Adam and Jesus are referred to as the two men. Between them they represent all humanity, and everyone is identified in either one or the other. We are born identified with Adam, who brought upon all men the condemnation for his willful act of disobedience; we may be born again into identification with Jesus, who delivers the elect from the condemnation of many offenses by His greatest demonstration of obedience, His death on the cross.

Adam and Jesus are sometimes also called Federal Heads: Adam speaks for those he represents, and Jesus speaks for His people.

If someone objects that they never chose to have Adam represent them, you can tell them “Of course you did! You identified yourself with Adam with the first sin you ever committed.” It is absolutely true that we were born into our identification with Adam, but we also choose it with our individual acts of sin.

The outcome of this election – choosing Adam or Jesus – means everything. If we choose Adam we receive judgment and condemnation. If we choose Jesus we receive a free gift of God’s grace and justification.

When we read that the free gift came to all men, this does not mean that all men are justified by the free gift. This does not mean that all men will be saved. Without making a personal choice, without exercising personal faith in Jesus Christ, every person received the curse of Adam’s offense. Again, this does not mean that every person, apart from their personal choice, will receive the benefits of Jesus’ obedience.

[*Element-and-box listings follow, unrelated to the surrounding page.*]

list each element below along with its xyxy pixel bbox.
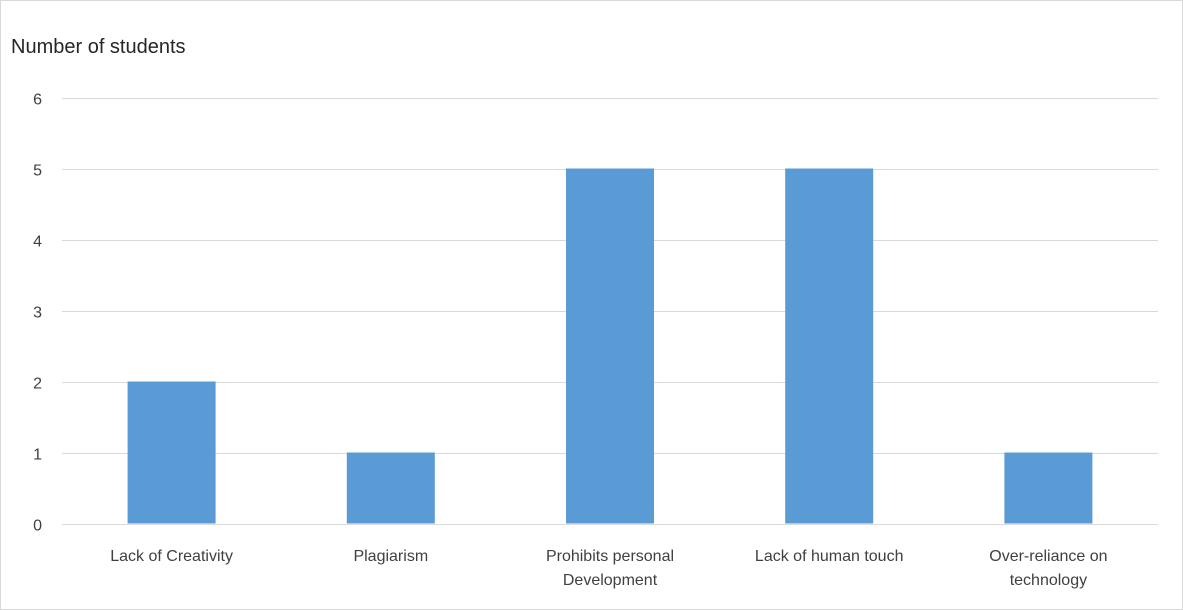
y-tick-label-3: 3 [33,305,42,322]
x-category-label-5: Over-reliance on technology [989,548,1107,589]
x-category-label-2: Plagiarism [353,548,428,565]
y-tick-label-0: 0 [33,518,42,535]
y-tick-label-4: 4 [33,234,42,251]
y-tick-label-2: 2 [33,376,42,393]
bar-3 [566,168,654,524]
x-category-label-3: Prohibits personal Development [546,548,674,589]
bar-5 [1004,452,1093,524]
x-axis-category-labels: Lack of Creativity Plagiarism Prohibits pe… [110,548,1107,589]
x-category-label-4: Lack of human touch [755,548,904,565]
y-tick-label-6: 6 [33,92,42,109]
bar-1 [127,381,216,524]
y-tick-label-1: 1 [33,447,42,464]
y-tick-label-5: 5 [33,163,42,180]
y-axis-title: Number of students [11,36,186,58]
bars [127,168,1093,524]
x-category-label-1: Lack of Creativity [110,548,233,565]
bar-2 [346,452,435,524]
bar-4 [785,168,874,524]
y-axis-tick-labels: 0 1 2 3 4 5 6 [33,92,42,535]
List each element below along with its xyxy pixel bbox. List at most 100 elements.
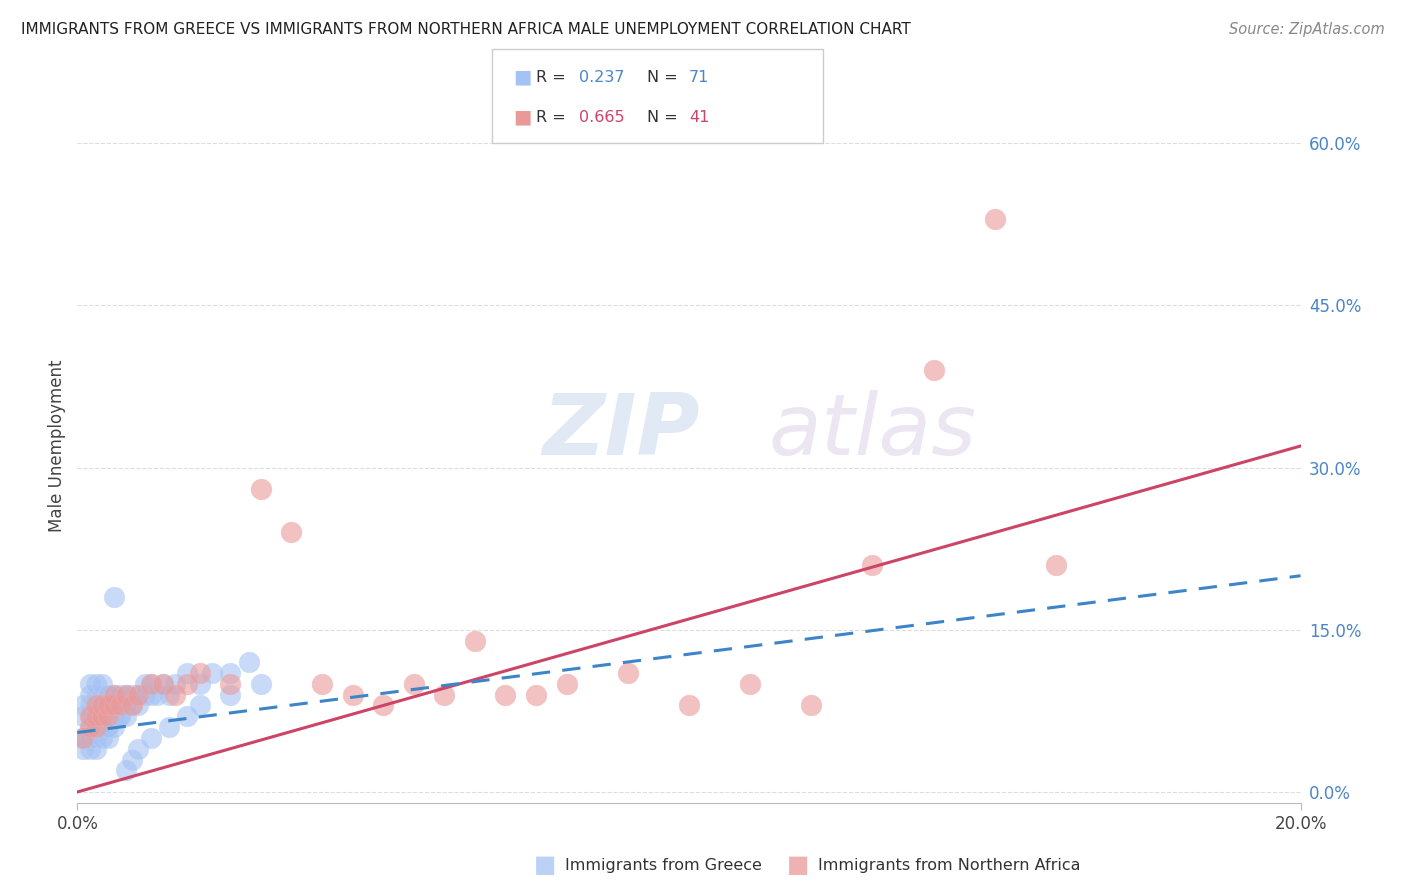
Point [165, 677, 187, 691]
Point [219, 688, 242, 702]
Point [176, 709, 198, 723]
Text: ■: ■ [534, 854, 557, 877]
Point [371, 698, 394, 713]
Point [433, 688, 456, 702]
Point [90, 709, 112, 723]
Point [103, 591, 125, 605]
Point [90, 720, 112, 734]
Point [72, 731, 94, 745]
Point [72, 731, 94, 745]
Text: N =: N = [647, 70, 683, 85]
Text: 41: 41 [689, 110, 709, 125]
Point [97, 698, 120, 713]
Point [97, 688, 120, 702]
Text: Source: ZipAtlas.com: Source: ZipAtlas.com [1229, 22, 1385, 37]
Point [464, 633, 486, 648]
Point [97, 698, 120, 713]
Point [740, 677, 762, 691]
Point [115, 764, 138, 778]
Point [219, 677, 242, 691]
Point [115, 709, 138, 723]
Point [84, 698, 107, 713]
Point [188, 698, 211, 713]
Point [79, 731, 101, 745]
Point [90, 731, 112, 745]
Point [128, 698, 150, 713]
Text: R =: R = [536, 110, 571, 125]
Point [84, 688, 107, 702]
Text: 0.237: 0.237 [579, 70, 624, 85]
Point [84, 709, 107, 723]
Point [188, 666, 211, 681]
Point [103, 698, 125, 713]
Point [152, 677, 174, 691]
Point [862, 558, 884, 572]
Point [79, 709, 101, 723]
Point [90, 677, 112, 691]
Point [121, 698, 143, 713]
Text: 0.665: 0.665 [579, 110, 624, 125]
Point [402, 677, 425, 691]
Point [115, 688, 138, 702]
Point [139, 688, 162, 702]
Point [79, 720, 101, 734]
Point [84, 709, 107, 723]
Point [201, 666, 224, 681]
Point [108, 698, 131, 713]
Point [121, 698, 143, 713]
Point [139, 677, 162, 691]
Point [103, 688, 125, 702]
Point [146, 688, 169, 702]
Point [984, 211, 1007, 226]
Text: N =: N = [647, 110, 683, 125]
Point [139, 677, 162, 691]
Point [524, 688, 547, 702]
Point [72, 698, 94, 713]
Point [84, 720, 107, 734]
Point [84, 741, 107, 756]
Point [79, 688, 101, 702]
Point [250, 482, 273, 496]
Point [84, 720, 107, 734]
Point [176, 666, 198, 681]
Text: Immigrants from Northern Africa: Immigrants from Northern Africa [818, 858, 1081, 872]
Point [108, 688, 131, 702]
Point [79, 698, 101, 713]
Point [165, 688, 187, 702]
Point [555, 677, 578, 691]
Point [128, 688, 150, 702]
Point [128, 688, 150, 702]
Point [79, 720, 101, 734]
Point [617, 666, 640, 681]
Y-axis label: Male Unemployment: Male Unemployment [48, 359, 66, 533]
Point [84, 709, 107, 723]
Text: Immigrants from Greece: Immigrants from Greece [565, 858, 762, 872]
Point [139, 731, 162, 745]
Point [152, 677, 174, 691]
Point [188, 677, 211, 691]
Point [97, 720, 120, 734]
Point [103, 688, 125, 702]
Point [280, 525, 302, 540]
Text: ■: ■ [787, 854, 810, 877]
Point [134, 677, 156, 691]
Point [79, 741, 101, 756]
Point [121, 753, 143, 767]
Point [108, 709, 131, 723]
Point [342, 688, 364, 702]
Text: atlas: atlas [769, 390, 976, 474]
Point [79, 677, 101, 691]
Point [121, 688, 143, 702]
Point [219, 666, 242, 681]
Point [97, 709, 120, 723]
Point [250, 677, 273, 691]
Point [90, 709, 112, 723]
Point [97, 731, 120, 745]
Point [108, 709, 131, 723]
Point [79, 709, 101, 723]
Point [72, 731, 94, 745]
Point [311, 677, 333, 691]
Point [84, 677, 107, 691]
Point [115, 698, 138, 713]
Point [97, 709, 120, 723]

First, Paul makes it clear that the free gift is not like the offense – they are not identical in their result or application. Second, Paul calls the work of Jesus a free gift, over and over, and he never uses those words to apply to the work of Adam. It is simply the nature of a gift that it must be received by faith. Last but not least, Paul clearly teaches throughout the New Testament that all are not saved.

The free gift came to all men in the sense that the gift is presented, but not necessarily received. The idea that all men are saved by the work of Jesus, whether they know it or not, is known as universalism. If the doctrine of universalism is being taught here, Paul would be contradicting himself, for as we have previously read together, he taught throughout the New Testament that all men are not saved but that they will perish because of sin.